Codice delle Buone Pratiche dei Blogger: introduzione

Ritardo, ma mi giustifico: mettere insieme tutti i commenti e gli spunti non è semplice, e soprattutto ha richiesto (e sta richiedendo) di coinvolgere anche il parere di molte persone, aziende, media e blogger, per capire se siamo sulla strada giusta.
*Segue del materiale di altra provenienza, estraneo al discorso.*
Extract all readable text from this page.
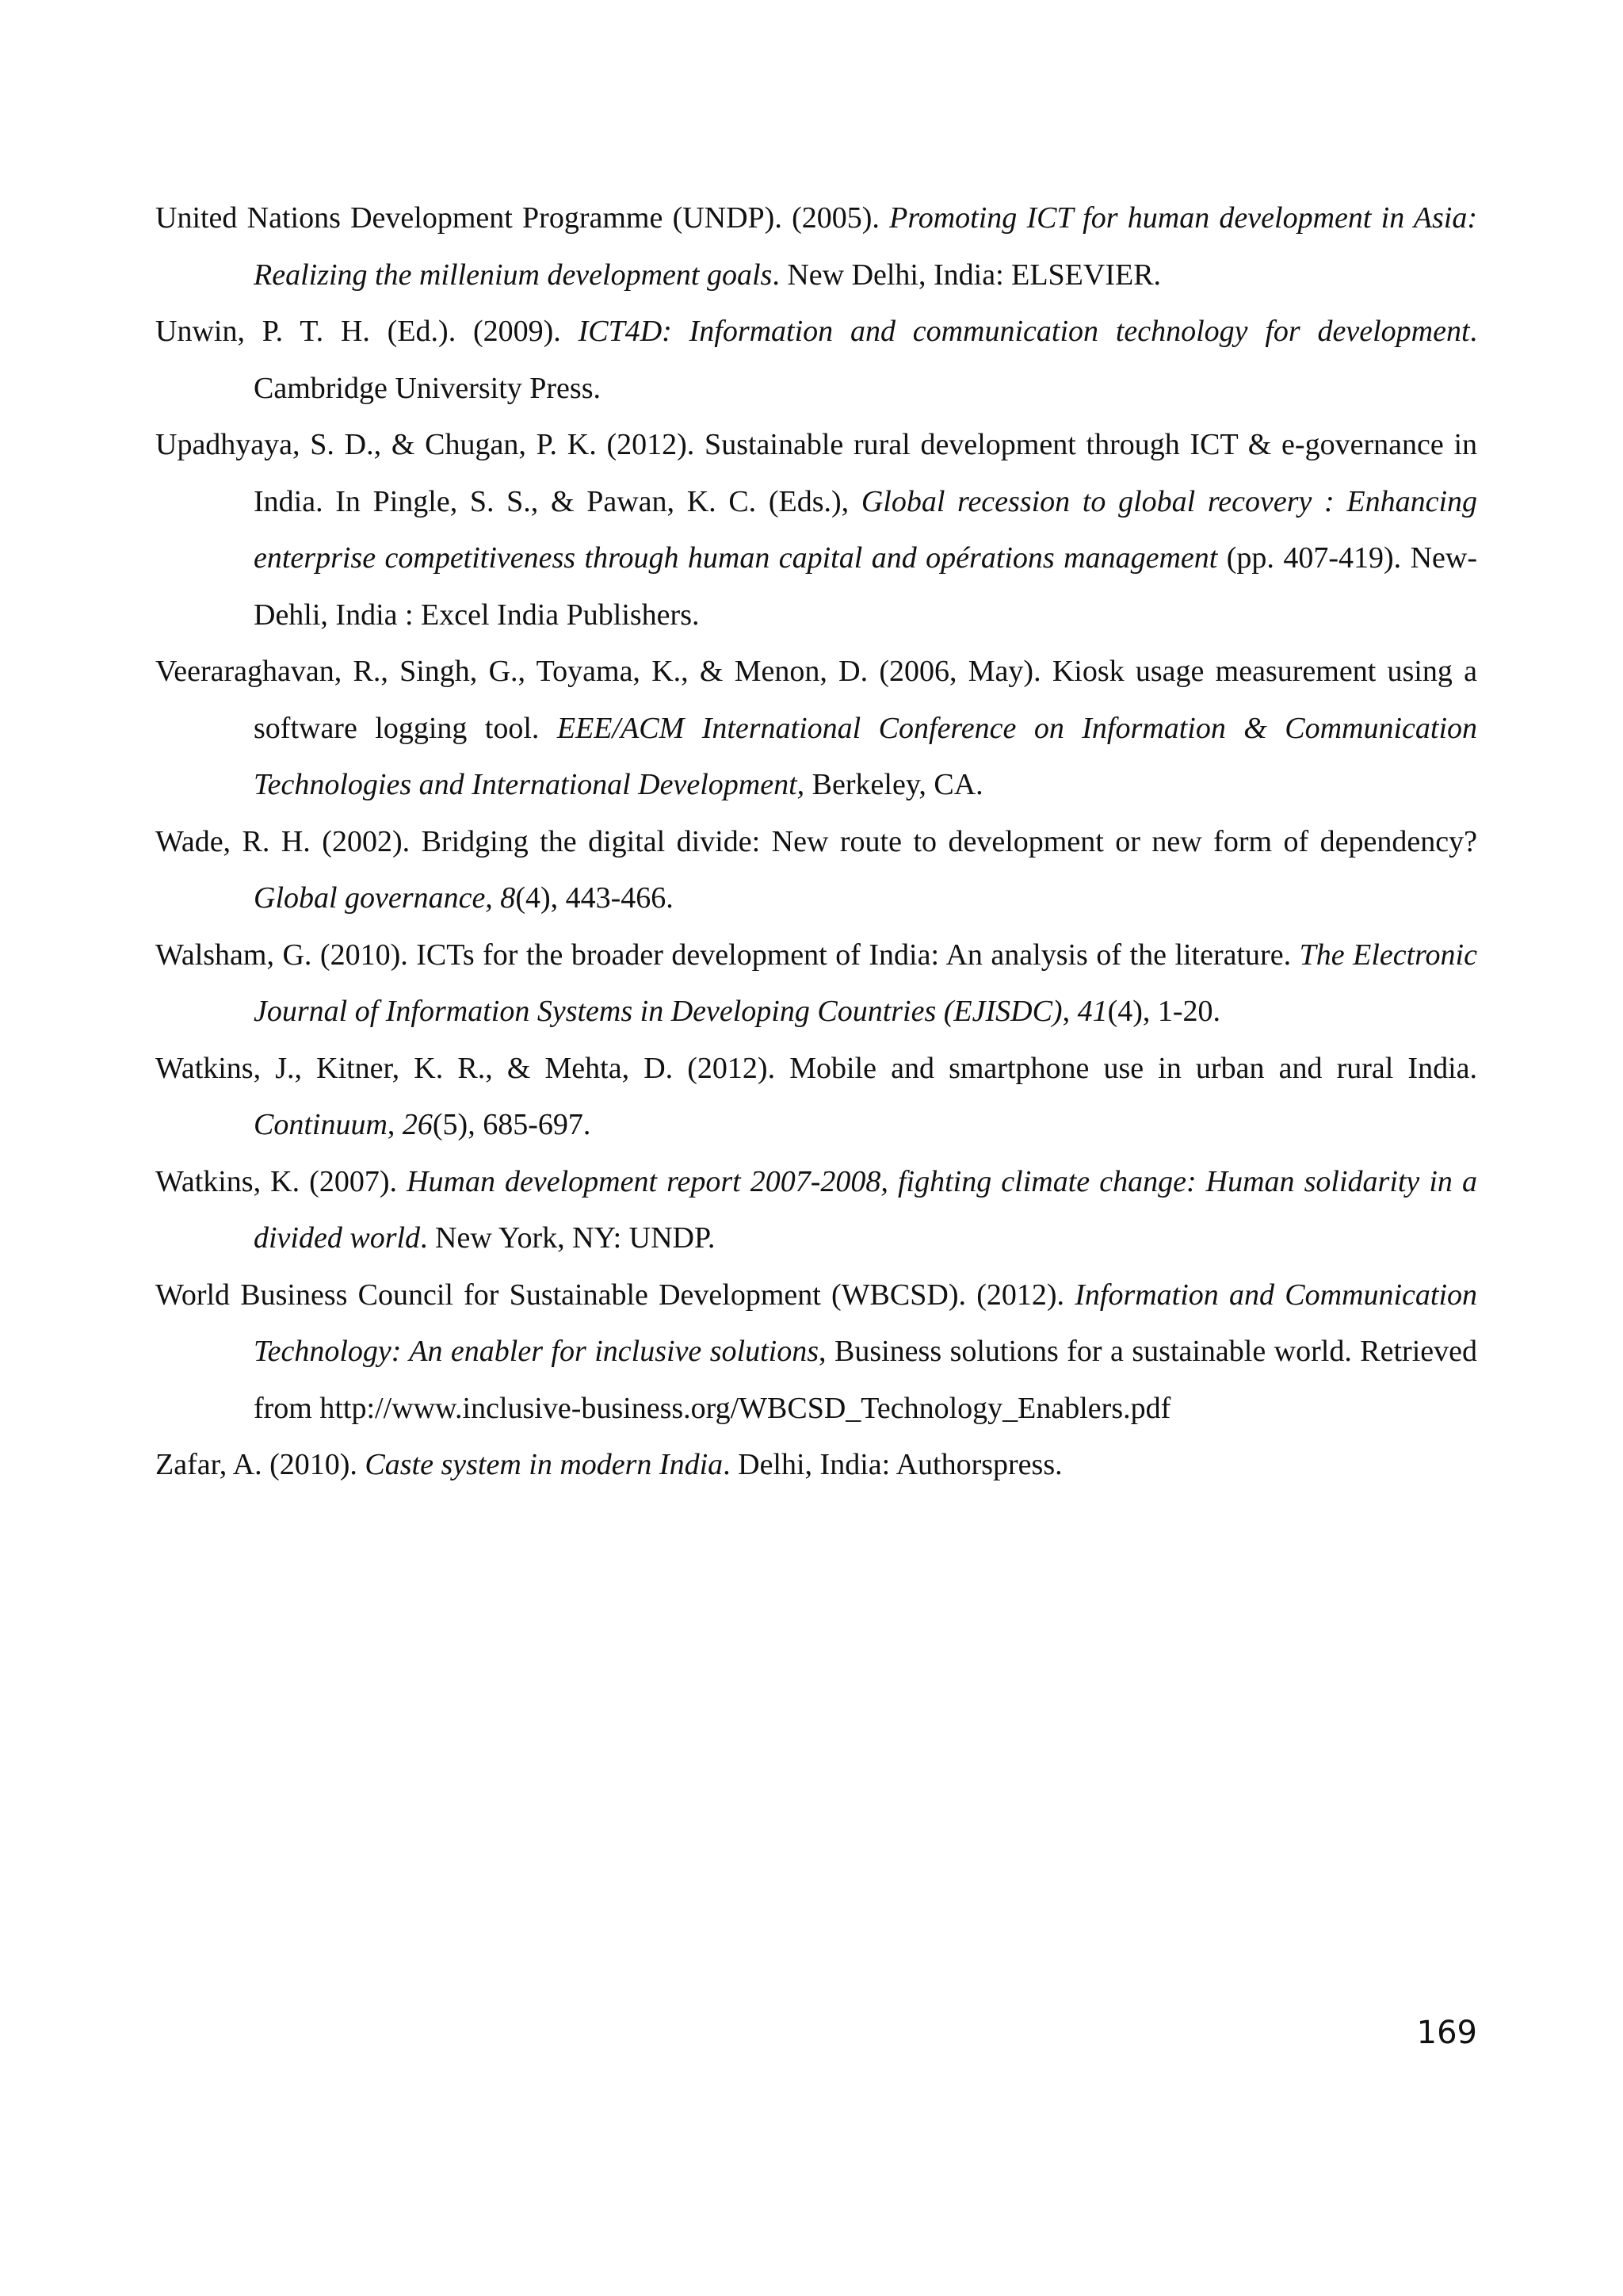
United Nations Development Programme (UNDP). (2005). Promoting ICT for human development in Asia: Realizing the millenium development goals. New Delhi, India: ELSEVIER.

Unwin, P. T. H. (Ed.). (2009). ICT4D: Information and communication technology for development. Cambridge University Press.

Upadhyaya, S. D., & Chugan, P. K. (2012). Sustainable rural development through ICT & e-governance in India. In Pingle, S. S., & Pawan, K. C. (Eds.), Global recession to global recovery : Enhancing enterprise competitiveness through human capital and opérations management (pp. 407-419). New-Dehli, India : Excel India Publishers.

Veeraraghavan, R., Singh, G., Toyama, K., & Menon, D. (2006, May). Kiosk usage measurement using a software logging tool. EEE/ACM International Conference on Information & Communication Technologies and International Development, Berkeley, CA.

Wade, R. H. (2002). Bridging the digital divide: New route to development or new form of dependency? Global governance, 8(4), 443-466.

Walsham, G. (2010). ICTs for the broader development of India: An analysis of the literature. The Electronic Journal of Information Systems in Developing Countries (EJISDC), 41(4), 1-20.

Watkins, J., Kitner, K. R., & Mehta, D. (2012). Mobile and smartphone use in urban and rural India. Continuum, 26(5), 685-697.

Watkins, K. (2007). Human development report 2007-2008, fighting climate change: Human solidarity in a divided world. New York, NY: UNDP.

World Business Council for Sustainable Development (WBCSD). (2012). Information and Communication Technology: An enabler for inclusive solutions, Business solutions for a sustainable world. Retrieved from http://www.inclusive-business.org/WBCSD_Technology_Enablers.pdf

Zafar, A. (2010). Caste system in modern India. Delhi, India: Authorspress.

169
A piccoli passi, si arriva alla meta.

Ecco la parte introduttiva che potrebbe essere idonea a tutti i firmatari del Codice, e che introdurrebbe il simbolino della sezione a cui ci sentiamo di appartenere, che avrei individuato in 3 categorie (che possiamo ‘distribuire’ come è stato fatto per la creative commons):

  • adv free: su questo blog non si fa pubblicità;
  • adv light: questo non è un blog professionale, ma possono essere instaurati rapporti di collaborazione a vario titolo (gratuito, sponsorizzato), da concordare;
  • adv pro: questo è un blog professionale, che garantisce un certo standard (editoriale, tecnico e commerciale) e dove possono essere attivate collaborazioni di natura commerciale.

Ecco l’introduzione che ho provato a buttare giù:

Aderisco al Codice delle buone pratiche che ho contribuito a creare con la mia community su Mommit.com
Mi impegno a rispettare le Leggi vigenti in questo Paese, in particolar modo quelle applicabili alla Rete, con lo scopo di diffondere una cultura di valore su temi quali: il Diritto d’autore e le violazioni di copyright, il commercio elettronico e le indicazioni della Comunità Europea sulla pubblicità occulta.
Vi ringrazio per i vostri commenti, il vostro rispetto e il vostro passaggio: la vostra presenza e la vostra condivisione alimentano il mio blog e mi spingono a fare sempre meglio, garantendovi contenuti liberi, originali e rispettosi anche del vostro lavoro.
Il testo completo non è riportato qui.